Friday, July 21, 2006

Affordable housing: Killing the American dream

Commentary by Pawan Mehra


By PAWAN MEHRA

About five years ago, my brother moved here from Pennsylvania, financially and emotionally devastated from a divorce. He got an average job and was offered deed-restricted housing. He asked me for advice. My answer: "It's a trap. Run, run, run away from it."

I'll give you the reasons for my advice below. Instead of letting him get trapped into affordable housing, we gave him emotional support and supported him to purchase acreage in Fairfield and a small house in Hailey. As he could not afford to live in it, he rented his house in Hailey. He built a temporary shack on the land in Fairfield, roughing it, and he commuted to his job in Ketchum for two years. The property value increased and he is rich on paper, living in his house that he has since remodeled.

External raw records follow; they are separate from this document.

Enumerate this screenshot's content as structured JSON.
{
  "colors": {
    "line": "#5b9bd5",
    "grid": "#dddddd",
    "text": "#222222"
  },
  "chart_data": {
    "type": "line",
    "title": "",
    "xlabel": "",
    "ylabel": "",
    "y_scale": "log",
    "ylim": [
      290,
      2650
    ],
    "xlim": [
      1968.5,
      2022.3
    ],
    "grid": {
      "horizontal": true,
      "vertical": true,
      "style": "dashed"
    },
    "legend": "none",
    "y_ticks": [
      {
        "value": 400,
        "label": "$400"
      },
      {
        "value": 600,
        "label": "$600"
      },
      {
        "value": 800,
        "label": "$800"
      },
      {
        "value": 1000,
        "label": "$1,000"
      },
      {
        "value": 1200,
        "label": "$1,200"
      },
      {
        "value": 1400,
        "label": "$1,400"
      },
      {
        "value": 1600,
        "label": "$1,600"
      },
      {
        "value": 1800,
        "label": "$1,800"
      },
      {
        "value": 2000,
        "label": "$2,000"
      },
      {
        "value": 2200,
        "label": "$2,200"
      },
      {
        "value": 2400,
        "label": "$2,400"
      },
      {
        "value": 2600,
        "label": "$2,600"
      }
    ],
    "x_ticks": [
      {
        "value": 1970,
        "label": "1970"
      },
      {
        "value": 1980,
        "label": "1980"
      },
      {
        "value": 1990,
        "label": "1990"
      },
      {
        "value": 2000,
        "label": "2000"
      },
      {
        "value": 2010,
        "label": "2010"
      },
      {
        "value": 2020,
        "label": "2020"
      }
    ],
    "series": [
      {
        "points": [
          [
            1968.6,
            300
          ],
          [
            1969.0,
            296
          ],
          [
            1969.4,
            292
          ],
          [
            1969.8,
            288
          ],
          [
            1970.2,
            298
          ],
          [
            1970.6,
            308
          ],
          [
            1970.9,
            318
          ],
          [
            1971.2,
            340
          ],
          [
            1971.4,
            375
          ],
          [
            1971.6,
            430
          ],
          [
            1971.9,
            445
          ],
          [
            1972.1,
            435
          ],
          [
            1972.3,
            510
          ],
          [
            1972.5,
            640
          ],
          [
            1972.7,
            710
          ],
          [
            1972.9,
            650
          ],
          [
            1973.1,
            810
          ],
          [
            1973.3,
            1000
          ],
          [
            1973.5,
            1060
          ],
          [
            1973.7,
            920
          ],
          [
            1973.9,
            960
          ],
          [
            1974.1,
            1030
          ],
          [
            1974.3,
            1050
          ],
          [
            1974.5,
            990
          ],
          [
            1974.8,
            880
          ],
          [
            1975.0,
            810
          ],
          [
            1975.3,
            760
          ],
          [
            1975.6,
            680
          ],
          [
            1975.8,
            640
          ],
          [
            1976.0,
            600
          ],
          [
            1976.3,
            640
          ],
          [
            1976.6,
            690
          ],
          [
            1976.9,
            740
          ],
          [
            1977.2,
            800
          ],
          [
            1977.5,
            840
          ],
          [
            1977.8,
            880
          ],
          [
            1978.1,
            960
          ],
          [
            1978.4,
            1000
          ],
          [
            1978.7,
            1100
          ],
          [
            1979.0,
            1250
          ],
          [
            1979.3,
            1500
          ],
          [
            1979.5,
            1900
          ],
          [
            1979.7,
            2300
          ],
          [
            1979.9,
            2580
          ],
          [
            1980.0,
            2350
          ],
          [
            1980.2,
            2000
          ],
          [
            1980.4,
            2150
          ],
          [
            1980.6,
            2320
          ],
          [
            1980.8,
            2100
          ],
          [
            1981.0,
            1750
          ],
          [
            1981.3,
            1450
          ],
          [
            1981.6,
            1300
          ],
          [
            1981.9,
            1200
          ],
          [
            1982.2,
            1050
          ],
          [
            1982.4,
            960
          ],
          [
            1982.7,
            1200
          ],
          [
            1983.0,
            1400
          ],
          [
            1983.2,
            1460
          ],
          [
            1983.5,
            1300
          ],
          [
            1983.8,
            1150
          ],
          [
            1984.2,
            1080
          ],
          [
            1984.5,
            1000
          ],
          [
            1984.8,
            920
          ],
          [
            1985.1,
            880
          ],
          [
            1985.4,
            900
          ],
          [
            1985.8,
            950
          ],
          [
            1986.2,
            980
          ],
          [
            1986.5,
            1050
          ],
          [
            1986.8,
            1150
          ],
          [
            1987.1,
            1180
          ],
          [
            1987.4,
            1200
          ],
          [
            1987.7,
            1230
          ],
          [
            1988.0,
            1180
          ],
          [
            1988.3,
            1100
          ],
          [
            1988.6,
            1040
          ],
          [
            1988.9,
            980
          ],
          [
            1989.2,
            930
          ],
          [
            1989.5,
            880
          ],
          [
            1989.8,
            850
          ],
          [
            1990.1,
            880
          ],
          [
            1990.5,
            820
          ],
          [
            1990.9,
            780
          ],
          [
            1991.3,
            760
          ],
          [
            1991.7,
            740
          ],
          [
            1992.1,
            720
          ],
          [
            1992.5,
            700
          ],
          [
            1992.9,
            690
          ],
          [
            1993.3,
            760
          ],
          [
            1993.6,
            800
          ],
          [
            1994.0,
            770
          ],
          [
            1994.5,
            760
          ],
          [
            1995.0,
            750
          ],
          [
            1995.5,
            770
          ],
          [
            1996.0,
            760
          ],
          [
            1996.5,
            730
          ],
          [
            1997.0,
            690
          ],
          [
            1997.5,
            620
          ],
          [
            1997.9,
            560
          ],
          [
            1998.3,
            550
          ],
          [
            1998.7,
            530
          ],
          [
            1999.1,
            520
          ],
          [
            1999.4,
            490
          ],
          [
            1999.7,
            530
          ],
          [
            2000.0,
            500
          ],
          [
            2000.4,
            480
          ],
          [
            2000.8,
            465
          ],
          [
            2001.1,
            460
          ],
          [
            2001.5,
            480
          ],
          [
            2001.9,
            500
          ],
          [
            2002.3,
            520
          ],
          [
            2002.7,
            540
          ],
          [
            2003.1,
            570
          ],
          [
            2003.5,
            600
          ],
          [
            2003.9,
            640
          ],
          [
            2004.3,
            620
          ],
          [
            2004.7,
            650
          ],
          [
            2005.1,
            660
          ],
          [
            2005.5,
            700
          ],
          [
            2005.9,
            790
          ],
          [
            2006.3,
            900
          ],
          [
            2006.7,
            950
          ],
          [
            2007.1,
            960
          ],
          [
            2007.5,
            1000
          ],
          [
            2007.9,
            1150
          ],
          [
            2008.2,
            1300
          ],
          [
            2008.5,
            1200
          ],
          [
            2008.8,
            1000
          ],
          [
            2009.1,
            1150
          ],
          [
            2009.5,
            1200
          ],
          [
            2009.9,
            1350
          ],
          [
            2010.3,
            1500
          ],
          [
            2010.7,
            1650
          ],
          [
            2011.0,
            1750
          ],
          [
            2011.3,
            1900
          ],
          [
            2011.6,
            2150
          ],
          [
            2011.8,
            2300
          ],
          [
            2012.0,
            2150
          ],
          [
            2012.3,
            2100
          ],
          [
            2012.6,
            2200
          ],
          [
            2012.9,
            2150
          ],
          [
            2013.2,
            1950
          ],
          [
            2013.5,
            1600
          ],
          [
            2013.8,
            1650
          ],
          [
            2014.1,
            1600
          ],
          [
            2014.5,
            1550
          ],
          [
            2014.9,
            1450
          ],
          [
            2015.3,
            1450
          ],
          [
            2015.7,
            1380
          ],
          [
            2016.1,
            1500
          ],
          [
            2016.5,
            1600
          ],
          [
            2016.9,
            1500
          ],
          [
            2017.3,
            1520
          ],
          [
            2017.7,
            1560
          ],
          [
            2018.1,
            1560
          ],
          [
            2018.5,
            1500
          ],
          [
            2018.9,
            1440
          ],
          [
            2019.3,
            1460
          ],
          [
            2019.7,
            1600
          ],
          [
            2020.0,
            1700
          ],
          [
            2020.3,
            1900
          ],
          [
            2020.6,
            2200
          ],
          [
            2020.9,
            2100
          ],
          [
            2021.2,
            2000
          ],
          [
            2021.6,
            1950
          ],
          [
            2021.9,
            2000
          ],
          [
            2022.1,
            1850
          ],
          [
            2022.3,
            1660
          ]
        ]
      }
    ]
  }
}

Once again, he is part of the American dream. He was able to delay gratification, but only for two years in this great land of opportunity. I assure you that had he taken the affordable housing, he would still be working at the same job, trapped on the metaphorical "treadmill." We did not let "the man" trap him.

In most cases, the American dream is fulfilled by delaying gratification and appreciating real estate values and freedom guaranteed in our Constitution. The moment I sign for subsidized housing, I am jeopardizing all three.

Deed-restricted houses have tremendous, tangible barriers. Capital growth of such owners is limited to a low percentage as is the freedom of liquidity.

It is the intangible demoralization that takes a greater toll:

1. The golden cage is a trap that greatly lessens a person's mobility and freedom toward upward mobility. (Ask the people in Aspen.)

2. It ratifies our human tendency not to want to delay gratification. So, we settle for comfort in the moment and pay for it by mortgaging our future.

3. No matter what one calls it, or how one justifies it, it is still restricted. If it walks and quacks like a duck, it's a duck. No layers of denial will fool your psyche and the psychological cost of living that way, denial or not, justification or not. It will take its toll. Eight out of 10 people, statistically, will pass this legacy on.

The well-meaning folks who are for affordable housing are not doing it deliberately. They, too, may be in denial. Don't believe me? Let me give you some historical examples of mass entrapments that have created immense problems, where the fix was worse than the cause. "The man" never does this himself. He does it through elected officials, the government.

1. Native Americans were trapped on reservations and totally disenfranchised. Did you know that almost everyone believed, including the Native Americans, that this was good for them? It has taken these good folks 200 or more years to slowly become franchised.

2. Slavery was not only a birthright, but it was considered good for barbarians. It was justified that conditions were better than their native countries, all needs taken care of and their souls would be saved by conversion to Christianity. To fix this mess, created by "the man," we had the bloodiest civil war, and welfare has had a devastating psychological negative impact toward excellence and upward mobility. It's another entrapment, though well-meaning.

3. Illegal immigration was actually encouraged by "the man"—cheap labor by disenfranchised people. Now it has become a problem, a catch-22. If they close the borders after creating the mess, they lose the vote. Greed disguised as empathy allowed this illegal process to continue for decades, and now, because it's a mess, we want to deport them all and wonder why our culture and language are under assault. I am sure if the past is a guide, the fixes will create more problems than the cause.

My advice to those who are eligible for such housing is the same I gave to my brother. Run. Run the other way. Let the deed-restricted houses rot. Don't let "the man" capture you. Here is the scenario that will follow if you delay gratification. By not getting entrapped it will benefit you and surely your heirs. "The man" will find other ways to maintain the extravagant estates. Some always do. But don't let it be at your expense. Don't get trapped in the "golden cage."

The golden handcuffs might appear to be invisible, but they are very real.

Pawan Mehra is a resident of Sun Valley.